The Morlocks on the other hand are a mystery to the Time Traveller at first, but they soon reveal themselves to be a race of curious and cruel monsters. They hunt the Eloi for food, and appear to be interested in the Time Traveller for the same reason. They are afraid of the light, as any creature who had been forced deeper and deeper under ground would evolve to be, but they soon learn how to extinguish fire – at least from the matches that the Time Traveller brought with him from the past – and that reduces their fear of it. What’s more, the Morlocks determined what it was the Time Traveller wanted from them and were able to lure him in to a trap. This exaggerated depiction of the two extremes of society shows Wells’ fear for the future of humanity.
Besides the intriguing way that Wells shows his idea of the future, the novel is interesting in that it is narrated by one of the Time Traveller’s friends, not the Time Traveller himself as you might expect. This method of storytelling means that the reader takes the story on as a third person, rather than a second. It also allows for the ambiguous ending of the novel.

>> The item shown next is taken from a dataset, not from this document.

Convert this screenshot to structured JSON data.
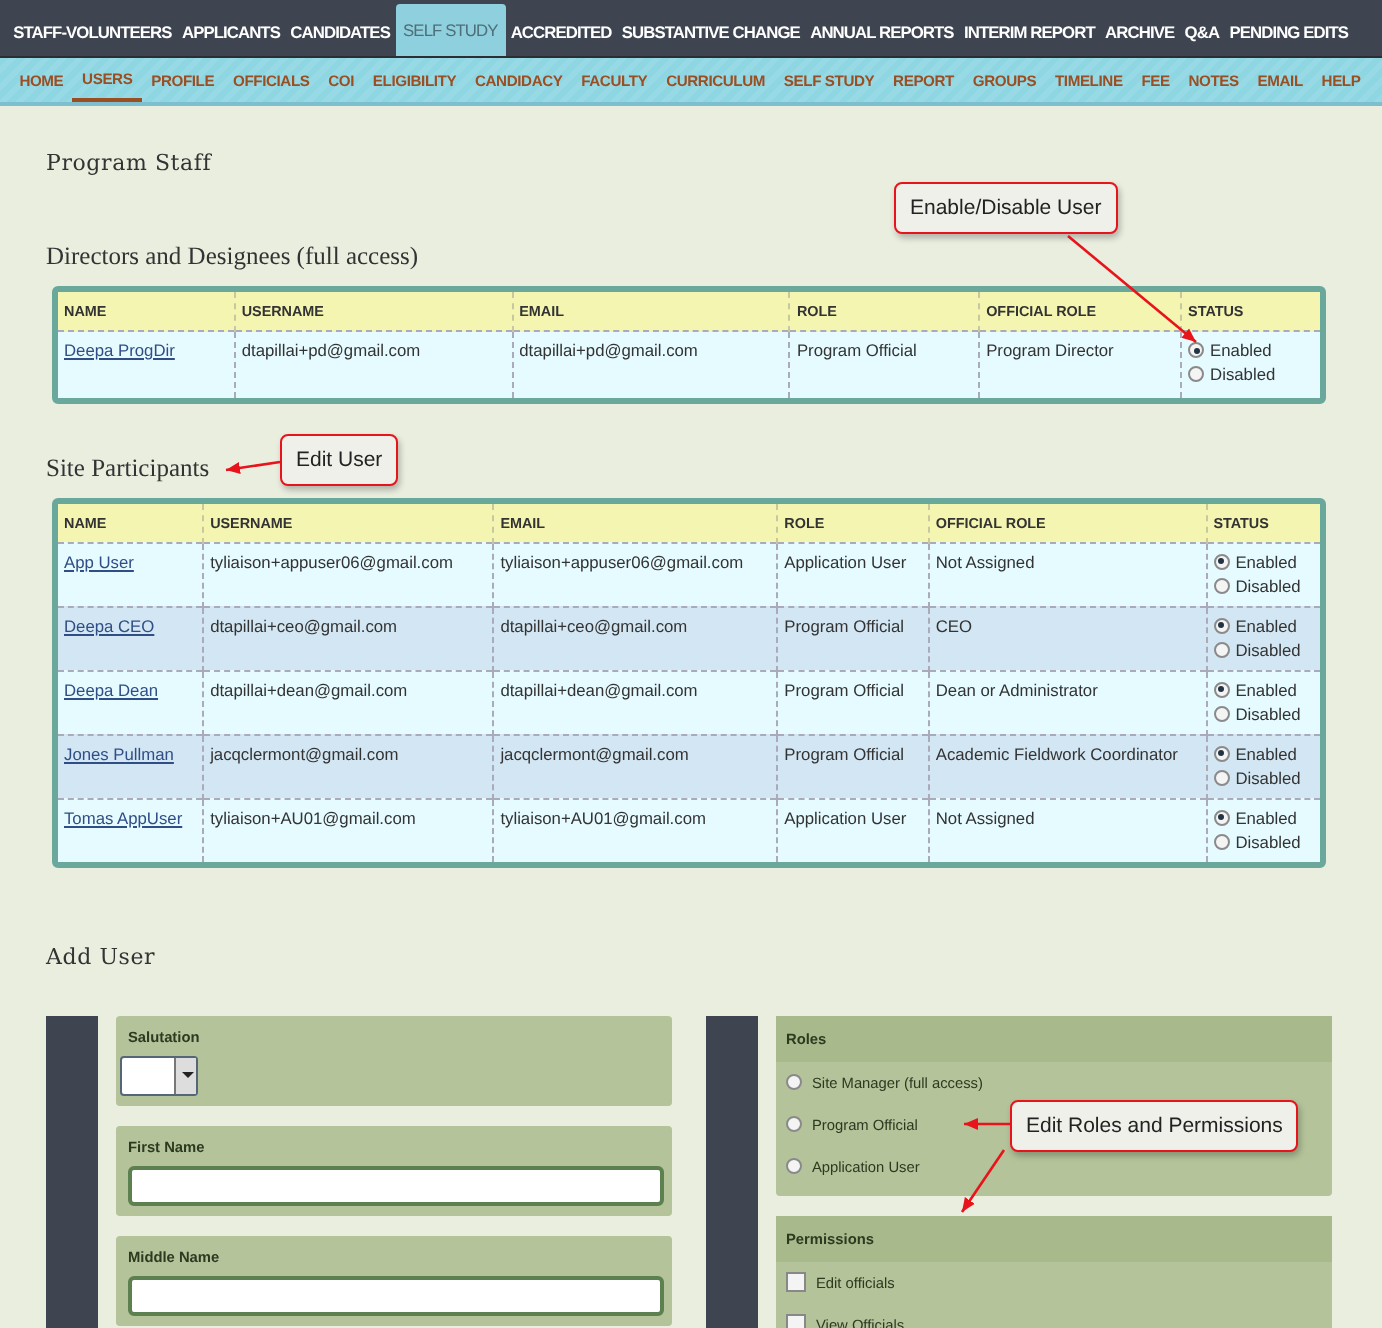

Once the Time Traveller has returned home, he is very clearly not the same. Whilst the narrator is visiting him, a strange occurrence happens, the Time Traveller leaves the room and appears busy with something. The narrator hears a shout and from then on the Time Traveller is never seen again.

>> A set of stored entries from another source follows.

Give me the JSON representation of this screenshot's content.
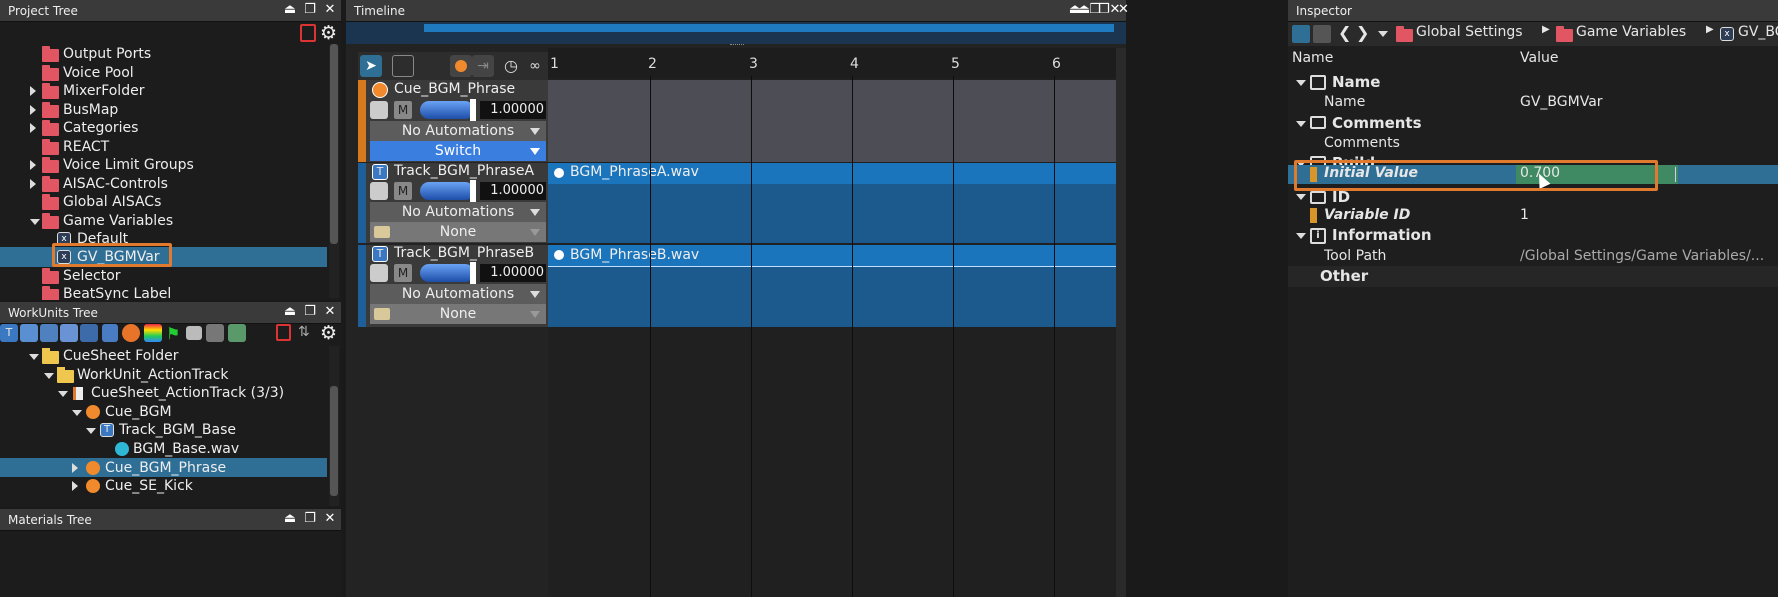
{
  "project_tree": {
    "title": "Project Tree",
    "items": [
      {
        "label": "Output Ports"
      },
      {
        "label": "Voice Pool"
      },
      {
        "label": "MixerFolder"
      },
      {
        "label": "BusMap"
      },
      {
        "label": "Categories"
      },
      {
        "label": "REACT"
      },
      {
        "label": "Voice Limit Groups"
      },
      {
        "label": "AISAC-Controls"
      },
      {
        "label": "Global AISACs"
      },
      {
        "label": "Game Variables"
      },
      {
        "label": "Default"
      },
      {
        "label": "GV_BGMVar"
      },
      {
        "label": "Selector"
      },
      {
        "label": "BeatSync Label"
      }
    ]
  },
  "workunits_tree": {
    "title": "WorkUnits Tree",
    "items": [
      {
        "label": "CueSheet Folder"
      },
      {
        "label": "WorkUnit_ActionTrack"
      },
      {
        "label": "CueSheet_ActionTrack (3/3)"
      },
      {
        "label": "Cue_BGM"
      },
      {
        "label": "Track_BGM_Base"
      },
      {
        "label": "BGM_Base.wav"
      },
      {
        "label": "Cue_BGM_Phrase"
      },
      {
        "label": "Cue_SE_Kick"
      }
    ]
  },
  "materials_tree": {
    "title": "Materials Tree"
  },
  "timeline": {
    "title": "Timeline",
    "ruler": [
      "1",
      "2",
      "3",
      "4",
      "5",
      "6"
    ],
    "tracks": [
      {
        "name": "Cue_BGM_Phrase",
        "volume": "1.00000",
        "automation": "No Automations",
        "mode": "Switch",
        "mute": "M"
      },
      {
        "name": "Track_BGM_PhraseA",
        "volume": "1.00000",
        "automation": "No Automations",
        "mode": "None",
        "mute": "M",
        "clip": "BGM_PhraseA.wav"
      },
      {
        "name": "Track_BGM_PhraseB",
        "volume": "1.00000",
        "automation": "No Automations",
        "mode": "None",
        "mute": "M",
        "clip": "BGM_PhraseB.wav"
      }
    ]
  },
  "inspector": {
    "title": "Inspector",
    "breadcrumb": [
      "Global Settings",
      "Game Variables",
      "GV_BGI"
    ],
    "col_name": "Name",
    "col_value": "Value",
    "sections": {
      "name": {
        "title": "Name",
        "prop": "Name",
        "value": "GV_BGMVar"
      },
      "comments": {
        "title": "Comments",
        "prop": "Comments",
        "value": ""
      },
      "build": {
        "title": "Build",
        "prop": "Initial Value",
        "value": "0.700"
      },
      "id": {
        "title": "ID",
        "prop": "Variable ID",
        "value": "1"
      },
      "information": {
        "title": "Information",
        "prop": "Tool Path",
        "value": "/Global Settings/Game Variables/..."
      },
      "other": {
        "title": "Other"
      }
    }
  },
  "colors": {
    "accent_selection": "#2f6f96",
    "highlight_box": "#e07a2f",
    "clip_blue": "#1b75bd",
    "value_bar": "#3f8a63"
  }
}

Personally, I like to believe that the Time Traveller returned to the year 802,701, before Weena’s death, to live there in peace with the Eloi. But we cannot know for certain because the ending is left open. What this means is that each reader takes their own ending, whether happy or sad.
Overall, what I find brilliant about this book is that I can’t stop thinking about it. I can’t stop thinking about whether Wells will prove to be right. I can’t stop thinking about what happened to the Time Traveller, whether he left voluntarily or if some strange circumstance forced him to leave.
So there you have my take on The Time Machine by H G Wells. It really is a fascinating novel and I recommend it to everyone.